Messi meldet sich per Instagram nach dem WM-Finale 2026: "Der Schmerz ist unermesslich, diese Wunde braucht Zeit zum Heilen"

Lionel Messi hat sich 24 Stunden nach dem WM-Finale 2026 gegen Spanien erstmals selbst gemeldet. Wortlaut des Instagram-Posts und was er offen laesst.

Von Marco Feldmann 20. Juli 2026

Lionel Messi waehrend des 0:1 nach Verlaengerung gegen Spanien im WM-Finale 2026 im MetLife Stadium - 24 Stunden spaeter meldete sich der 39-Jaehrige erstmals selbst per Instagram (Foto: Paul Terry / Sportimage). Foto: SportImage via SmartFrame

Rund 24 Stunden nach dem verlorenen WM-Finale 2026 gegen Spanien hat sich Lionel Messi am Montagabend erstmals selbst zu Wort gemeldet - nicht auf einer Pressekonferenz und nicht in einem TV-Interview, sondern auf Instagram. Der 39-Jaehrige schrieb an seine 508 Millionen Follower: “Der Schmerz ist unermesslich, diese Wunde braucht Zeit zum Heilen.” Die eine Frage, auf die argentinische und internationale Reporter seit Sonntagnacht warten, beantwortete Messi dagegen ausdruecklich nicht: die nach seiner Zukunft in der Albiceleste.
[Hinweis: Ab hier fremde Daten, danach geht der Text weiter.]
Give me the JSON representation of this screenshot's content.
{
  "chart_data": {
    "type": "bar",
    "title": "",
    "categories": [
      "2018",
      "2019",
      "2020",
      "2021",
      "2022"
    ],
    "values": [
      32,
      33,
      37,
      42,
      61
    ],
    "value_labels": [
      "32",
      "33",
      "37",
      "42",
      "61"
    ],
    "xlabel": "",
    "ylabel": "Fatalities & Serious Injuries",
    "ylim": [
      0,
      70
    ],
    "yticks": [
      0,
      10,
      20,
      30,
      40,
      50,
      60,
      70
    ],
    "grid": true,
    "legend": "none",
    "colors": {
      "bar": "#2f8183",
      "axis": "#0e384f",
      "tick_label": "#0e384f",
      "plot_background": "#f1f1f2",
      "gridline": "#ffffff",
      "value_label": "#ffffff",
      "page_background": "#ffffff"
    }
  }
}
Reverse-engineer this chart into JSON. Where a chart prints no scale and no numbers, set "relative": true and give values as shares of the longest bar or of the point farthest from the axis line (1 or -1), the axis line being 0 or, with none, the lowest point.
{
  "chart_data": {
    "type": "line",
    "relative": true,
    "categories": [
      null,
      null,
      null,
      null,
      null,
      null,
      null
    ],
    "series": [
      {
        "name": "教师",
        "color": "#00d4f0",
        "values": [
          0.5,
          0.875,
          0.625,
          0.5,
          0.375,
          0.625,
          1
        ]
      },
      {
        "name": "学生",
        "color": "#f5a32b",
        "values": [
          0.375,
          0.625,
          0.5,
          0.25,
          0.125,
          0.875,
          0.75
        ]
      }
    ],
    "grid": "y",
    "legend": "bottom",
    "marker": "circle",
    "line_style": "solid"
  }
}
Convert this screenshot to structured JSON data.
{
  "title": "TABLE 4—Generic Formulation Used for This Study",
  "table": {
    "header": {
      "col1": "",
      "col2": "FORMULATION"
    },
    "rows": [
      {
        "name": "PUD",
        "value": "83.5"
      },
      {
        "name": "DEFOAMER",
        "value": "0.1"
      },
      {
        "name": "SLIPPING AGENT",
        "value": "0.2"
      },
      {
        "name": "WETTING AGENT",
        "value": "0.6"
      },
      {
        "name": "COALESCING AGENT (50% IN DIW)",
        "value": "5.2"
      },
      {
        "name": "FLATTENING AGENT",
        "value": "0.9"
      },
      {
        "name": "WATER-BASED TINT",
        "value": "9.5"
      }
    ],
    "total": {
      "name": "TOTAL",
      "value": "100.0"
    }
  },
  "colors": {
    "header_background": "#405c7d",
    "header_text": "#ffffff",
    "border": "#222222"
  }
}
Der Wortlaut - und was Messi bewusst nicht schreibt

Der Post erschien laut sportschau.de-Liveblog um 20:50 Uhr MESZ am Montagabend, rund 26 Stunden nach Ferran Torres’ Volltreffer in der 106. Minute. Er ist kurz, ohne Fotomontage oder Video, ohne Danksagung an Trainer oder Mitspieler, ohne Nennung des Gegners Spanien. Der Text zerlegt sich in drei Bausteine: das Eingestaendnis des Schmerzes, das Bild der Wunde, die Zeit als einzige Antwort. Es fehlt: jede Aussage zur eigenen sportlichen Perspektive, jede Andeutung eines Ruecktritts, jede Ankuendigung eines naechsten Trainings-Termins.

Genau diese Luecken sind die eigentliche Nachricht. Kicker fasst die Botschaft in der Ticker-Ueberschrift um 18:45 UTC treffend zusammen: Messi habe “ueber vieles gesprochen, aber diese eine Frage offen gelassen”. Weder der argentinische Verband AFA noch Messis Berater-Team um seinen Vater Jorge und Rodrigo Messi haben dem Post ein Statement folgen lassen. Auch das persoenliche Umfeld - Ehefrau Antonela Roccuzzo, die drei Soehne Thiago, Mateo und Ciro - taucht in dem Beitrag nicht auf, obwohl Fotos der Familie am Spielfeldrand nach dem Abpfiff in New York durch die argentinischen Titelseiten laufen.

Kontrast zum Pre-Final-Post - “dieses Team hat bereits Geschichte geschrieben”

Interessant wird der 20-Juli-Post im Vergleich mit dem, den Messi wenige Stunden vor dem Finale abgesetzt hatte. Am Sonntagnachmittag hatte er auf Instagram unter einem Bild der geschlossenen Kabine geschrieben: “Ganz egal, was im Finale passiert - dieses Team hat bereits Geschichte geschrieben.” Der Pre-Final-Post war trotzig, kollektiv, in Richtung Mannschaft formuliert. Der Post am Morgen danach ist reduziert, individuell, in Richtung eigenes Innenleben gerichtet.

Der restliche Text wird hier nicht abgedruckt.